The main contributions of this thesis are as follows:
1. For the problem of severe depth noises and accumulated errors in camera pose estimation, a 3D reconstruction method based on adaptive local-global registration is proposed, which can be used to elaborately reconstruct large indoor scene with a consumer RGB-D camera. Firstly, to realize edge-preserving and denoising for the background regions in depth image, an adaptive bilateral filter algorithm is designed, whose Gaussian kernel function in the range space is adaptively adjusted with the depth value. Then, the depth image sequence is automatically partitioned into fragments of various sizes with the proposed content-based segmentation method. Each fragments are locally fused with ICP registration algorithm. A global loop closure and optimization are performed for all fragments to effectively reduce the accumulated errors of camera localization. Finally, an adaptive weighted volumetric method based on a region of interest model and depth noise character, is proposed and used to fuse the registered data into a global model with sufficient geometrical details. Experimental results demonstrate that our approach increases the robustness and accuracy of 3D reconstruction system based on a consumer RGB-D camera. The accuracies of camera localization and surface reconstruction are 24.2% and 15.9% higher than the results of other methods in the literature.
2. In order to improve the reliability of visual localization in texture-less areas of indoor scenes and to improve the efficiency of 3D reconstruction, we propose a fast and robust CPU-based RGB-D scene reconstruction method. Firstly, to obtain fast and robust visual localization, a visual localization algorithm is designed, which is combined with feature point tracking and edge tracking. Depth informations are used to accelerate the process of edge selection and edge matching. Then, to enhance the efficiency of volumetric integration, an efficient data fusion strategy is designed to select camera views and integrate RGB-D images on multiple scales. The camera view selection algorithm can remove the redundant data caused by loop closure and slow camera motion during scene scanning.Experimental results demonstrate that the average speeds of our method are about 45 Hz for camera localization and 81 Hz for data fusion on a 64-bit CPU (Intel Core i7-4790). The average accuracy of our camera localization method is about 26.8% higher than the results of other methods on TUM RGB-D and Augmented ICL-NUIM datasets. Compared with other methods, our method has better reconstruction performances in texture-less scenes and spends the shortest time.

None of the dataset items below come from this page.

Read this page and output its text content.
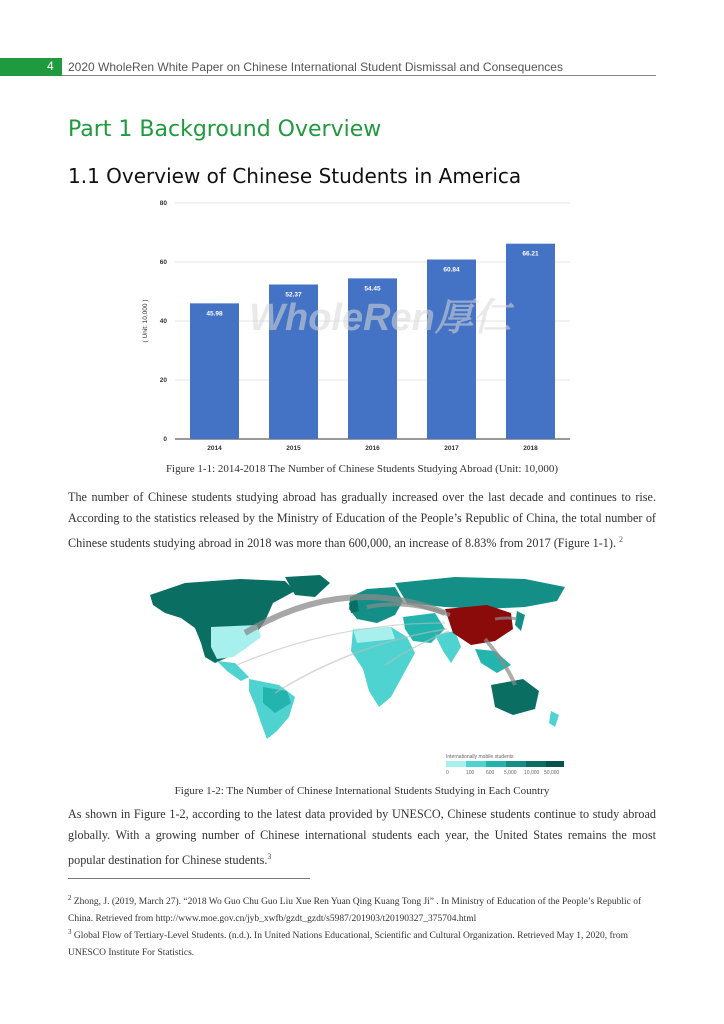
4 2020 WholeRen White Paper on Chinese International Student Dismissal and Consequences
Part 1 Background Overview
1.1 Overview of Chinese Students in America
0
20
40
60
80
( Unit: 10,000 )	45.98
2014
52.37
2015
54.45
2016
60.84
2017
66.21
2018
WholeRen厚仁
Figure 1-1: 2014-2018 The Number of Chinese Students Studying Abroad (Unit: 10,000)

The number of Chinese students studying abroad has gradually increased over the last decade and continues to rise. According to the statistics released by the Ministry of Education of the People’s Republic of China, the total number of Chinese students studying abroad in 2018 was more than 600,000, an increase of 8.83% from 2017 (Figure 1-1). $^2$

Internationally mobile students
0	100 600 5,000 10,000 50,000
Figure 1-2: The Number of Chinese International Students Studying in Each Country

As shown in Figure 1-2, according to the latest data provided by UNESCO, Chinese students continue to study abroad globally. With a growing number of Chinese international students each year, the United States remains the most popular destination for Chinese students.$^3$

$^2$ Zhong, J. (2019, March 27). “2018 Wo Guo Chu Guo Liu Xue Ren Yuan Qing Kuang Tong Ji” . In Ministry of Education of the People’s Republic of China. Retrieved from http://www.moe.gov.cn/jyb_xwfb/gzdt_gzdt/s5987/201903/t20190327_375704.html

$^3$ Global Flow of Tertiary-Level Students. (n.d.). In United Nations Educational, Scientific and Cultural Organization. Retrieved May 1, 2020, from UNESCO Institute For Statistics.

3. To further solve the problem of low resolution and depth loss for depth images, a depth image super-resolution and completion method based on deep learning framework is proposed to improve the quality of 3D reconstruction. First, a DlapSRN network is trained to learn high-resolution depth image from raw low-resolution depth image. At the same time the outliers in depth image is removed based on gradient sensitivity detection. Then, two deep networks designed on the back-bone of VGG-16 are used to learn surface normals and occlusion boundaries from corresponding high-resolution color images. The blurriness of high-resolution color image also is measured. Finally, the depth image is jointly optimized with surface normals, occlusion boundaries and blurriness informations to realize depth completion. Experimental results demonstrate that our method has better performances both on single depth image enhancement and 3D reconstruction. The average accuracy of depth image enhancement of our method is about 15.9% higher than other methods on Middlebury dataset with synthetic noise. The performance of 3D reconstruction using enhanced depth images is better than the results of using low-resolution depth images on ICL-NUIM dataset. The accuracy of camera localization is increased about 74.1%, and the quality of scene model is improved accordingly.